From Rob Howse:
We witnessed last week another illustration of how progress in global trade liberalization has shifted from the WTO to other fora: APEC agreed on a plan for liberalization of trade in environmental goods, by-passing negotiations in the WTO that have been going nowhere for years. One of the key stumbling blocks in the WTO was the lack of imagination and negotiating flexibility to produce a list of green goods on which tariffs would be reduced. APEC has solved it.

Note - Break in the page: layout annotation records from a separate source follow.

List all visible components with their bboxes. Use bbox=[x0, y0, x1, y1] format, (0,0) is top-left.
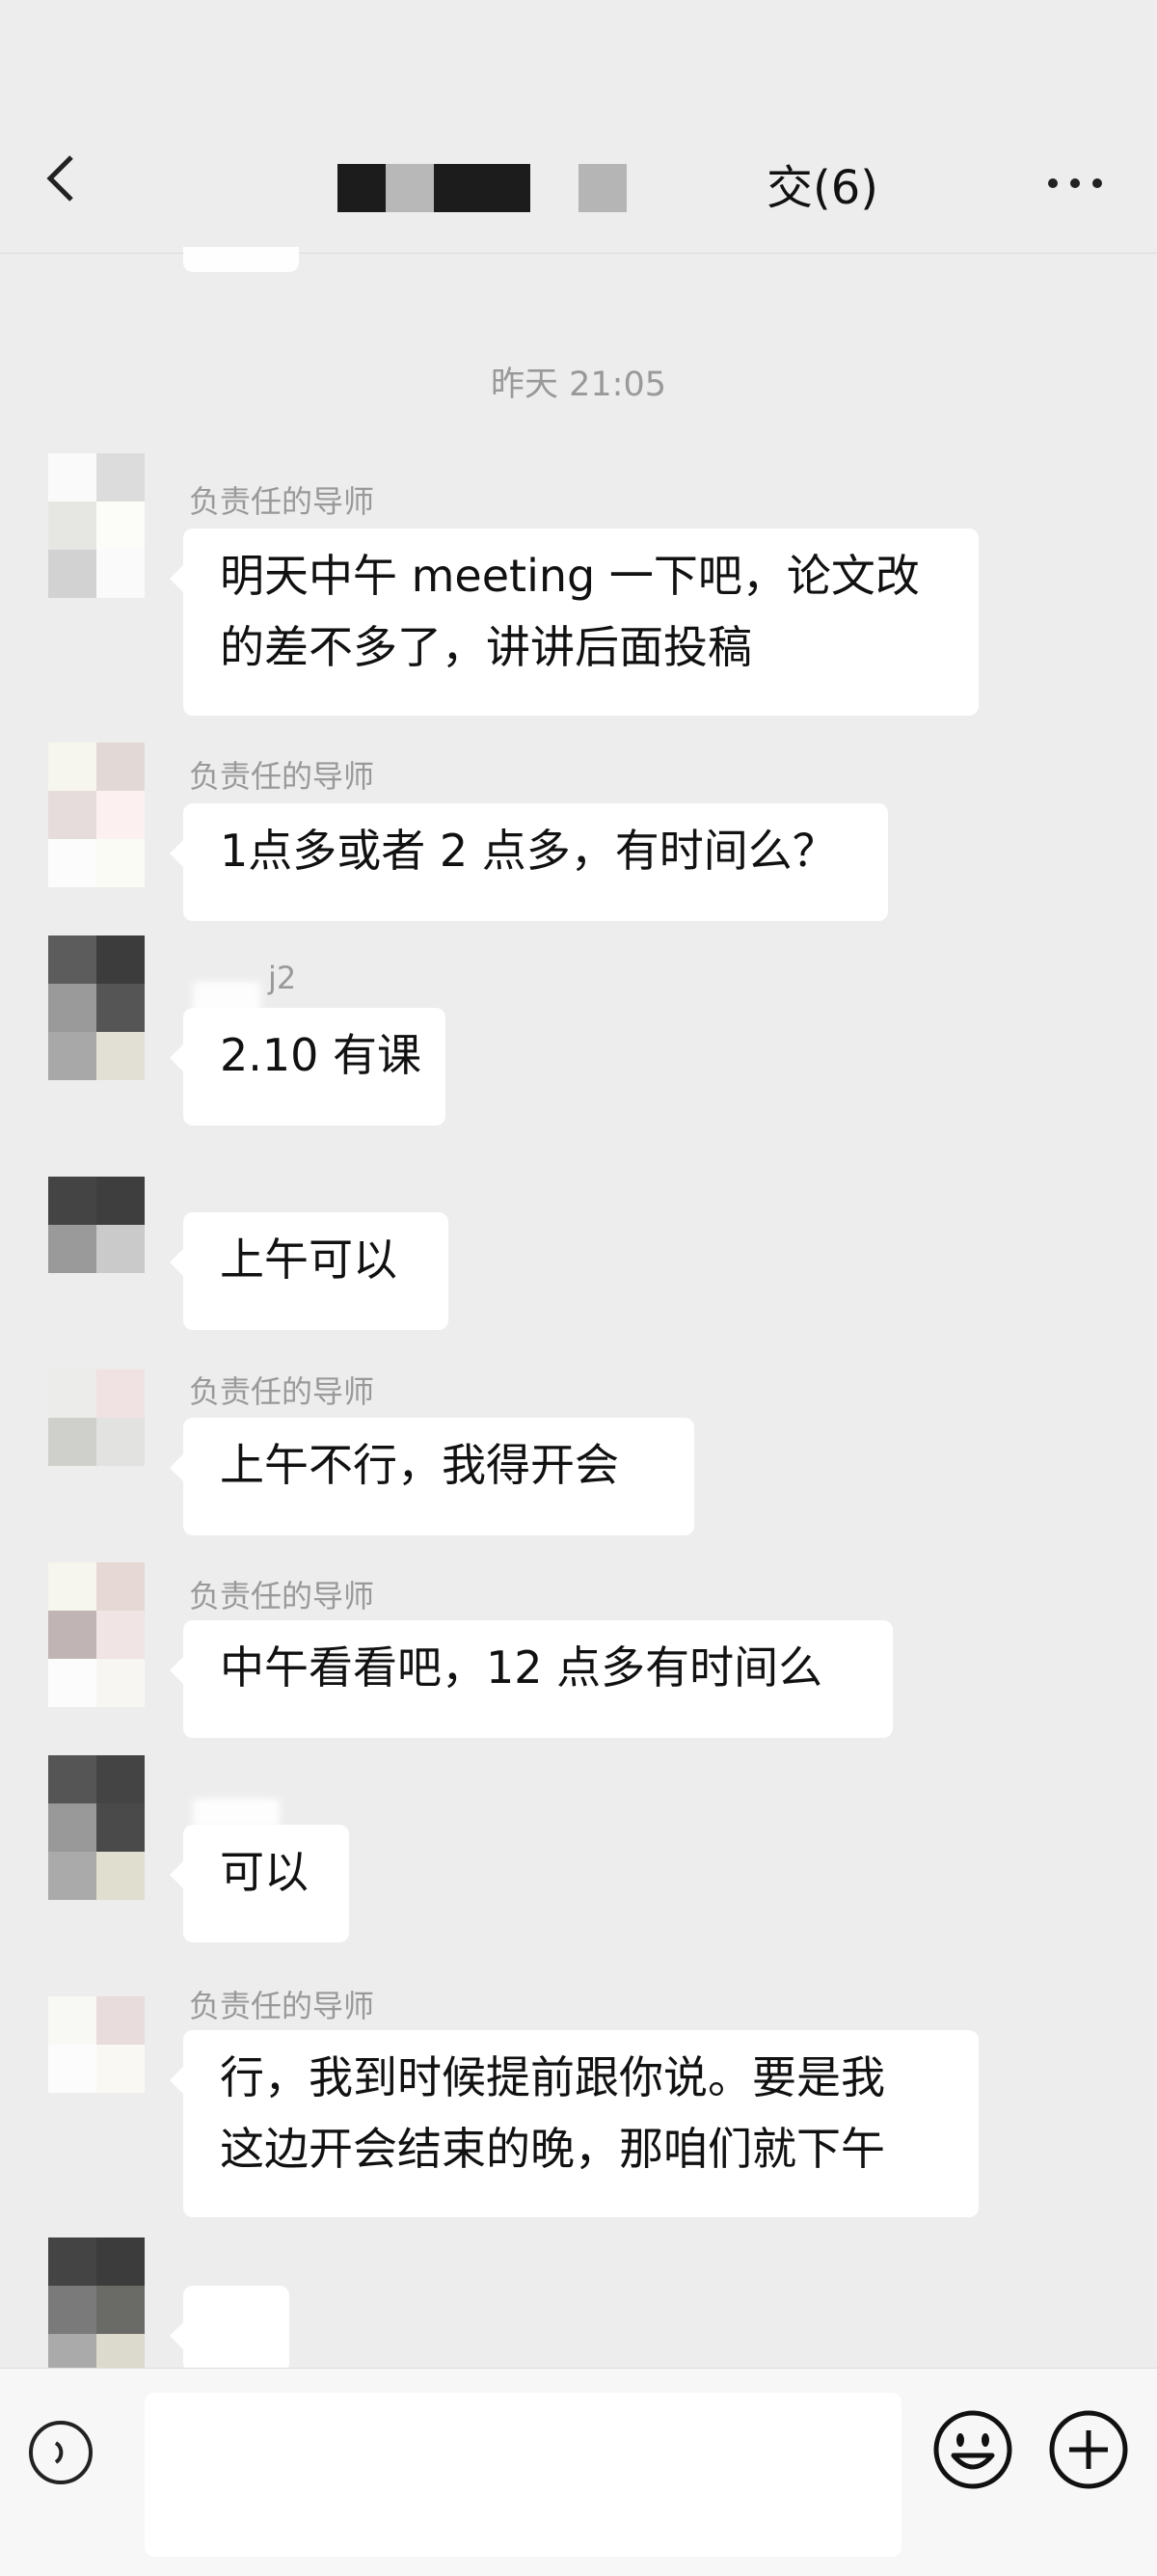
plus-icon bbox=[1049, 2410, 1128, 2489]
avatar[interactable] bbox=[48, 453, 145, 598]
message-bubble[interactable]: 上午不行，我得开会 bbox=[170, 1418, 694, 1535]
message-bubble[interactable]: 2.10 有课 bbox=[170, 1008, 445, 1125]
emoji-button[interactable] bbox=[930, 2407, 1015, 2492]
message-bubble[interactable]: 明天中午 meeting 一下吧，论文改 的差不多了，讲讲后面投稿 bbox=[170, 529, 979, 716]
avatar[interactable] bbox=[48, 1996, 145, 2141]
message-line: 可以 bbox=[220, 1846, 309, 1898]
avatar[interactable] bbox=[48, 1755, 145, 1900]
sender-name: 负责任的导师 bbox=[189, 483, 375, 520]
message-line: 1点多或者 2 点多，有时间么？ bbox=[220, 825, 837, 877]
emoji-icon bbox=[933, 2410, 1012, 2489]
message-line: 中午看看吧，12 点多有时间么 bbox=[220, 1641, 823, 1694]
message-bubble[interactable]: 上午可以 bbox=[170, 1212, 448, 1330]
more-icon bbox=[1048, 178, 1102, 188]
sender-name: 负责任的导师 bbox=[189, 1373, 375, 1410]
input-bar bbox=[0, 2368, 1157, 2576]
avatar[interactable] bbox=[48, 1177, 145, 1321]
avatar[interactable] bbox=[48, 935, 145, 1080]
message-line: 行，我到时候提前跟你说。要是我 bbox=[220, 2051, 885, 2103]
avatar[interactable] bbox=[48, 743, 145, 887]
message-line: 这边开会结束的晚，那咱们就下午 bbox=[220, 2123, 885, 2175]
message-timestamp: 昨天 21:05 bbox=[491, 366, 666, 404]
sender-name: j2 bbox=[268, 960, 297, 996]
message-line: 明天中午 meeting 一下吧，论文改 bbox=[220, 550, 920, 602]
avatar[interactable] bbox=[48, 1369, 145, 1514]
redacted-title-block bbox=[434, 164, 530, 212]
redacted-title-block bbox=[578, 164, 627, 212]
message-line: 上午可以 bbox=[220, 1234, 397, 1286]
redacted-title-block bbox=[337, 164, 386, 212]
message-bubble[interactable]: 行，我到时候提前跟你说。要是我 这边开会结束的晚，那咱们就下午 bbox=[170, 2030, 979, 2217]
blurred-sender-mask bbox=[193, 1799, 280, 1828]
sender-name: 负责任的导师 bbox=[189, 1988, 375, 2024]
message-input[interactable] bbox=[145, 2393, 901, 2557]
message-bubble[interactable]: 1点多或者 2 点多，有时间么？ bbox=[170, 803, 888, 921]
chat-header: 交(6) bbox=[0, 0, 1157, 254]
message-line: 2.10 有课 bbox=[220, 1029, 422, 1081]
chevron-left-icon bbox=[46, 155, 73, 202]
chat-title: 交(6) bbox=[328, 154, 906, 222]
avatar[interactable] bbox=[48, 2237, 145, 2382]
back-button[interactable] bbox=[39, 149, 87, 207]
redacted-title-block bbox=[386, 164, 434, 212]
voice-icon bbox=[29, 2421, 93, 2484]
more-button[interactable] bbox=[1041, 154, 1109, 212]
chat-title-text: 交(6) bbox=[767, 161, 878, 215]
message-bubble[interactable]: 可以 bbox=[170, 1825, 349, 1942]
message-bubble[interactable]: 中午看看吧，12 点多有时间么 bbox=[170, 1620, 893, 1738]
plus-button[interactable] bbox=[1046, 2407, 1131, 2492]
partial-message-bubble bbox=[183, 247, 299, 272]
message-line: 的差不多了，讲讲后面投稿 bbox=[220, 621, 752, 673]
sender-name: 负责任的导师 bbox=[189, 1578, 375, 1614]
message-line: 上午不行，我得开会 bbox=[220, 1439, 619, 1491]
avatar[interactable] bbox=[48, 1562, 145, 1707]
sender-name: 负责任的导师 bbox=[189, 758, 375, 795]
voice-button[interactable] bbox=[27, 2419, 94, 2486]
message-bubble[interactable] bbox=[170, 2286, 289, 2373]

Here is the list: http://apec.org/Press/News-Releases/2012/~/link.aspx?_id=357A0FFAFA184C278FC840F9F6E9DF36&_z=z
Now that APEC has taken the lead, there is a strong case that this list should become an international standard and that non-APEC countries should step up to the plate and also agree to reduce their applied rates to 5% or less on these products within the same time frame. No WTO negotiation is strictly speaking needed to multilaterize fully the APEC result. Indeed, this could be an experiment in how we can achieve multilateral progress on trade without the WTO, which is rapidly becoming an anachronism as far as negotiating fora are concerned: the WTO's comparative advantage is, clearly, dispute settlement and related monitoring and administration of the existing legal framework-crucial functions that are being done well but where the Organization needs to invest in certain improvements, such as professionalizing the panels. It is time to stop wasting time and money on the Doha agenda, which is outdated and a hopeless basis for a forward-looking accord that grapples with the issues of today and tomorrow.